А тогда в шутку спросил: будет ли какая-нибудь награда мне к юбилею?
Он ответил:
— Вечер и ужин тебе Союз закатит потрясающий! Почету будет — выше головы! А орден — вот! — И Саша показал мне дулю.
Памятуя о рассказанной мне истории моего рождения, когда голова была еще в чреве матери, а дуля тети Ани уже лишила меня тысячи рублей, — я не удивился и не огорчился. Но все-таки поинтересовался:
— Это за что же?
— За твой длинный язык! Даже я не мог уговорить начальство!
Вспоминаю «свой язык». Шло очередное для 1948 года осуждение кого-то из литераторов. Человека горячо и громко обвиняли в космополитизме.
Войдя в переполненный зал, видя затравленного литератора, который слабо отбивался, доказывая, что он не «космополит», я, не сдержавшись, громко вопросил:
— Что это у вас тут за мышиная возня?! — И покинул зал. Не сомневаюсь, что не один из моих собратьев по перу отправил «гневные высказывания в мой адрес» наверх…

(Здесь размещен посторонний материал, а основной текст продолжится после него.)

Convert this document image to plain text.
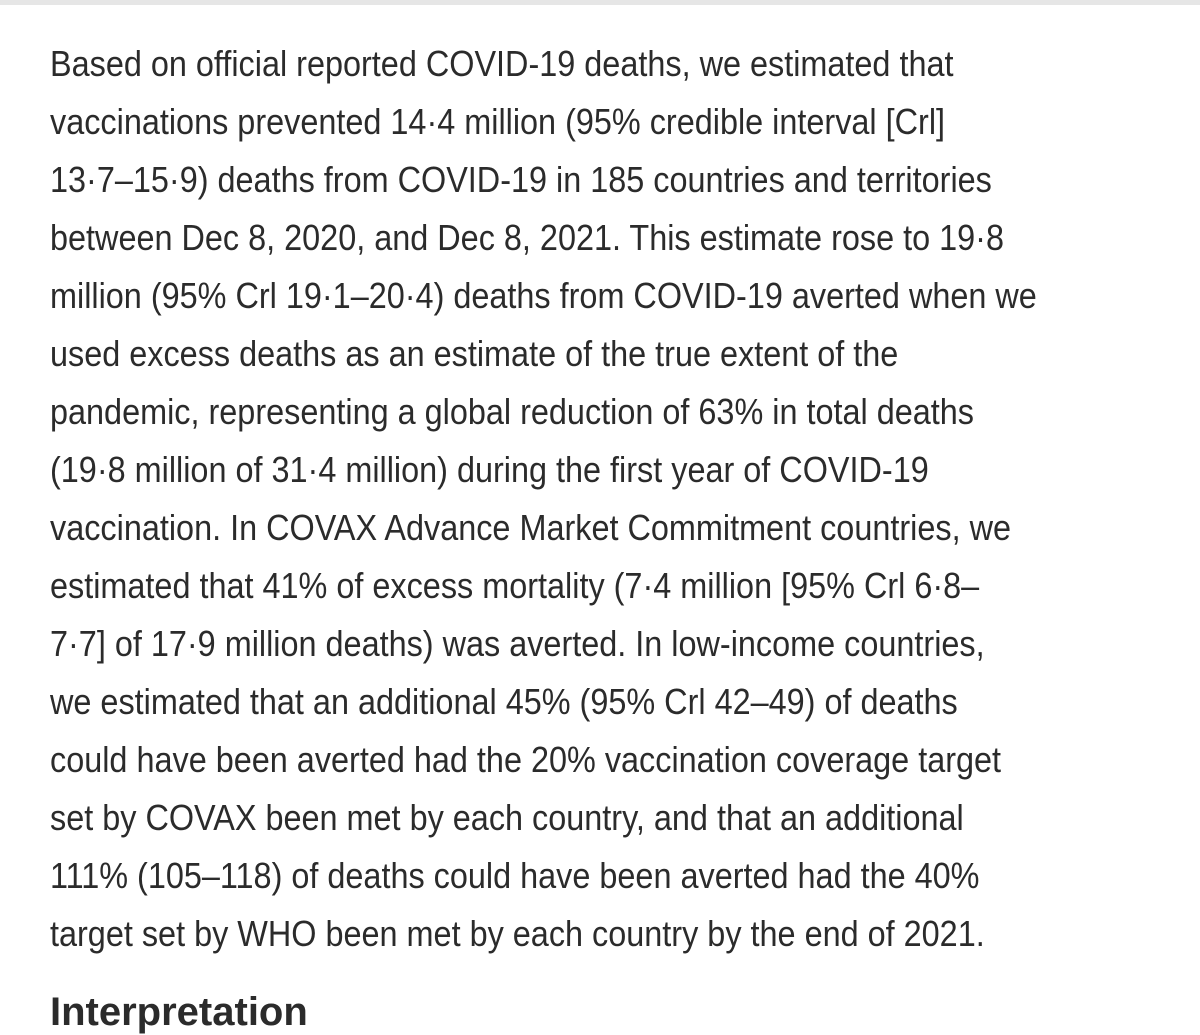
Based on official reported COVID-19 deaths, we estimated that
vaccinations prevented 14·4 million (95% credible interval [Crl]
13·7–15·9) deaths from COVID-19 in 185 countries and territories
between Dec 8, 2020, and Dec 8, 2021. This estimate rose to 19·8
million (95% Crl 19·1–20·4) deaths from COVID-19 averted when we
used excess deaths as an estimate of the true extent of the
pandemic, representing a global reduction of 63% in total deaths
(19·8 million of 31·4 million) during the first year of COVID-19
vaccination. In COVAX Advance Market Commitment countries, we
estimated that 41% of excess mortality (7·4 million [95% Crl 6·8–
7·7] of 17·9 million deaths) was averted. In low-income countries,
we estimated that an additional 45% (95% Crl 42–49) of deaths
could have been averted had the 20% vaccination coverage target
set by COVAX been met by each country, and that an additional
111% (105–118) of deaths could have been averted had the 40%
target set by WHO been met by each country by the end of 2021.
Interpretation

А вот в 60-е годы, уже после XX Съезда партии, мы зашли с Сашей в кафе возле ВААПа… и тут же вышли: кто-то из сидевших там, увидя Фадеева, крикнул:
— Ну что? Доволен своей «работой»?!
Этот XX Съезд, осознание Фадеевым того, что он, свято веря Сталину, многих обрек на каторгу и расстрел, решили и судьбу его самого: Саша оставался честным человеком до самого конца…
Фадеев был на год моложе меня. Познакомились мы с ним в Ростове и были друзьями. Он и сейчас в моем сердце. Он верил в советскую власть, а в Сталина — как в Бога!
По-моему, это было в довоенный период…
Гуляю я вдоль кремлевской стены по Александровскому саду и вижу идущего по мостику Фадеева. Он тоже меня заметил и спустился в сад. Сказал на ухо:
— Оказывается, Мишка Кольцов работал на три иностранные разведки! Могли бы мы это подумать о нашем товарище?!
— Если три, то ты дурак, Саша! Сказать такое про Мишу Кольцова!
— Это ты — трижды дурак, Оня: мне это только что рассказал сам товарищ Сталин!
Вот так-то. А лет пять-шесть назад, в период «перестройки», Аркадий Ваксберг опубликовал список тех, кто был уже обречен на смерть… В этом — сталинском — «расстрельном списке интеллигенции» на букву «П» — первым значился я…
В третий раз в аналогичном «списке» я — по рассказам тех, кто его читал, — тоже значился. Это было уже в расцвете перестройки, когда стало все дозволено. Такой список составляли наши, «доморощенные» фашисты. Думаю, никто из них не видел ни моих спектаклей, ни фильмов, не читал моих пьес… Ведь это — неандертальцы!
Если б меня спросили: «Каким был творческий метод Фадеева?» — я бы ответил так:
— Будучи противником романтизма, он был проповедником социалистического реализма, по которому — с его точки зрения — должна была успешно двигаться отечественная литература.